TitleNo state change in pelagic fish production and biodiversity during the Eocene-Oligocene transition
Publication TypeJournal Article
Year of Publication2020
AuthorsSibert E.C, Zill M.E, Frigyik E.T, Norris RD
Volume13
Pagination238-+
Date Published2020/03
Type of ArticleArticle
ISBN Number1752-0894
Accession NumberWOS:000518188600013
Keywordscarbon; climate-change; evolution; expansion; Geology; history; oxygen; plankton food webs; rise; size-based dynamics; southern-ocean
Abstract

The Eocene/Oligocene (E/O) boundary (~33.9 million years ago) has been described as a state change in the Earth system marked by the permanent glaciation of Antarctica and a proposed increase in oceanic productivity. Here we quantified the response of fish production and biodiversity to this event using microfossil fish teeth (ichthyoliths) in seven deep-sea sediment cores from around the world.

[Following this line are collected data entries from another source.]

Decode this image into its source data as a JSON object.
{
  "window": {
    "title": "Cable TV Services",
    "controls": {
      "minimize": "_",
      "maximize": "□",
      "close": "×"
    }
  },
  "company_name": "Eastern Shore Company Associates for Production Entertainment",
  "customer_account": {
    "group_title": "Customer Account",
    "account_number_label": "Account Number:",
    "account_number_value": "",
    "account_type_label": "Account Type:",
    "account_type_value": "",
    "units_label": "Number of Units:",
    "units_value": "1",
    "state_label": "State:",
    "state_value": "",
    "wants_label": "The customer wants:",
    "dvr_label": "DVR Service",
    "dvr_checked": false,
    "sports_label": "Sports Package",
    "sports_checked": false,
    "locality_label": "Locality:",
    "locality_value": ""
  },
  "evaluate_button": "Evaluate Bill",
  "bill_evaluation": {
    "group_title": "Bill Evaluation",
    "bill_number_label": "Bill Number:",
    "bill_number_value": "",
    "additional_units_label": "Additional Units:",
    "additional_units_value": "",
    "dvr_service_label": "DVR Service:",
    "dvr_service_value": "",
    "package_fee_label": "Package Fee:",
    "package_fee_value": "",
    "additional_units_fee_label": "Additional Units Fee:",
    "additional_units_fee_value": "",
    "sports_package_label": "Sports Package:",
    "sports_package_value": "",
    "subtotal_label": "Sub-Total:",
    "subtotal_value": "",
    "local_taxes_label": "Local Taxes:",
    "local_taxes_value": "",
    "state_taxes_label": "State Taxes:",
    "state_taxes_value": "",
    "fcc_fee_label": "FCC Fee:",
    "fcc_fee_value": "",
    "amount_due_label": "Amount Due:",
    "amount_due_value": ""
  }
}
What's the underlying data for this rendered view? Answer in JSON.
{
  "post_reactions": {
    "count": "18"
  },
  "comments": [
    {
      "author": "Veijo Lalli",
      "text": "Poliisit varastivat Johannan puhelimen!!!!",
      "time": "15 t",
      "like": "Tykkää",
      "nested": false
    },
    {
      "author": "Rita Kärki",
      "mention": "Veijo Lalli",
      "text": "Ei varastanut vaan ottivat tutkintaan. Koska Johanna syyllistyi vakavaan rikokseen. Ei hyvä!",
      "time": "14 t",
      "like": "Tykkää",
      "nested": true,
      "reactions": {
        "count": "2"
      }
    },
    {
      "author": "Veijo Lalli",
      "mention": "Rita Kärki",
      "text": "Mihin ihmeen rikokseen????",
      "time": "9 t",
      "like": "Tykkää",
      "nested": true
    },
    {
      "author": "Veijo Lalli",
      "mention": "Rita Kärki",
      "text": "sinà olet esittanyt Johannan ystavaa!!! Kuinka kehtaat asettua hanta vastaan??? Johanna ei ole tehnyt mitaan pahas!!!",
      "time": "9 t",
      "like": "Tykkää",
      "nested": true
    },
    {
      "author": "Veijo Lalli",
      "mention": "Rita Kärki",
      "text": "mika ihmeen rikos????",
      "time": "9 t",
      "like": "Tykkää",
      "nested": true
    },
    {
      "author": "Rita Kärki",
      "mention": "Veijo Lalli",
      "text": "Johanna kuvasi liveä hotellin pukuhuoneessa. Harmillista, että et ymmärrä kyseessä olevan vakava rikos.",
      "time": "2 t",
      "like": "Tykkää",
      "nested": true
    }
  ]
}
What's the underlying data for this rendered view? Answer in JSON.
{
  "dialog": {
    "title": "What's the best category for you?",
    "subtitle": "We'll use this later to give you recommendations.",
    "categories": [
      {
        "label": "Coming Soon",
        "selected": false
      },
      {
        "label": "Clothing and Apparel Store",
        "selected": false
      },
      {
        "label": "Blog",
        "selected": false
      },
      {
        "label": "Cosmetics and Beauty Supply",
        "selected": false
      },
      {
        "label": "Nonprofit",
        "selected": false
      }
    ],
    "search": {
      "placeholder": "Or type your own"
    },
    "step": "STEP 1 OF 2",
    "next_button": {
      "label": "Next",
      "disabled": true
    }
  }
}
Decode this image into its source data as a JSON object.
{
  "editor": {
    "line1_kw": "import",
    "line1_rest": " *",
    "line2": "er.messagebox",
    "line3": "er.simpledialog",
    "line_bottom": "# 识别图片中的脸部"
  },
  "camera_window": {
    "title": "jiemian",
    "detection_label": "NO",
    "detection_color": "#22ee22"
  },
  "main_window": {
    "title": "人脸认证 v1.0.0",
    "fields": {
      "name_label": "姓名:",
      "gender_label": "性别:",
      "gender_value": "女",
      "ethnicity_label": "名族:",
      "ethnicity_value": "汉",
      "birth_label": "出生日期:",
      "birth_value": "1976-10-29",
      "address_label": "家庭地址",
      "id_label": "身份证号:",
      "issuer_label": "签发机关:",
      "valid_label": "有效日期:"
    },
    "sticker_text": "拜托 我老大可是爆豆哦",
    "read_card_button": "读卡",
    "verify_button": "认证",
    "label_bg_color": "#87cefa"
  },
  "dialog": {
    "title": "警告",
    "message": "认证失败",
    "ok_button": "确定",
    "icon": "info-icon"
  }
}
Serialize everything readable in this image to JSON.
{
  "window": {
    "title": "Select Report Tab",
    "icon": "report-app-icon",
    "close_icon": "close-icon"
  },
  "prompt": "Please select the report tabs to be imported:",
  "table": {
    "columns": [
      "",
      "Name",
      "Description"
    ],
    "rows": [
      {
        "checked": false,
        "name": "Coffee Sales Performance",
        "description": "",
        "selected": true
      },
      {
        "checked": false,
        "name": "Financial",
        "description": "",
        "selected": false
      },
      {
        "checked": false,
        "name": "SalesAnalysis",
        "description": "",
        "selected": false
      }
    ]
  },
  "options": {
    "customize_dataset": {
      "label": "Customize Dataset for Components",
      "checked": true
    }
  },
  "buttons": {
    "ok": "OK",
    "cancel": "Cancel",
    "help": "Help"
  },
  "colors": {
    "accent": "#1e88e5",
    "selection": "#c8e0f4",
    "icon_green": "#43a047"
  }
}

Ichthyolith accumulation rate (a proxy for fish biomass production) shows no synchronous trends across the E/O. Ichthyolith accumulation in the Southern Ocean and Pacific gyre sites is an order of magnitude lower than that in the equatorial and Atlantic sites, demonstrating that the Southern Ocean was not a highly productive ecosystem for fish before or after the E/O. Further, tooth morphotype diversity and assemblage composition remained stable across the interval, indicating little change in the biodiversity or ecological role of open-ocean fish. While the E/O boundary was a major global climate-change event, its impact on pelagic fish was relatively muted. Our results support recent findings of whale and krill diversification suggesting that the pelagic ecosystem restructuring commonly attributed to the E/O transition probably occurred much later, in the late Oligocene or Miocene. Marine fish biomass and diversity did not change during the Eocene-Oligocene transition despite widespread cooling and Antarctic ice sheet expansion, according to microfossil fish teeth records from a set of deep-sea cores.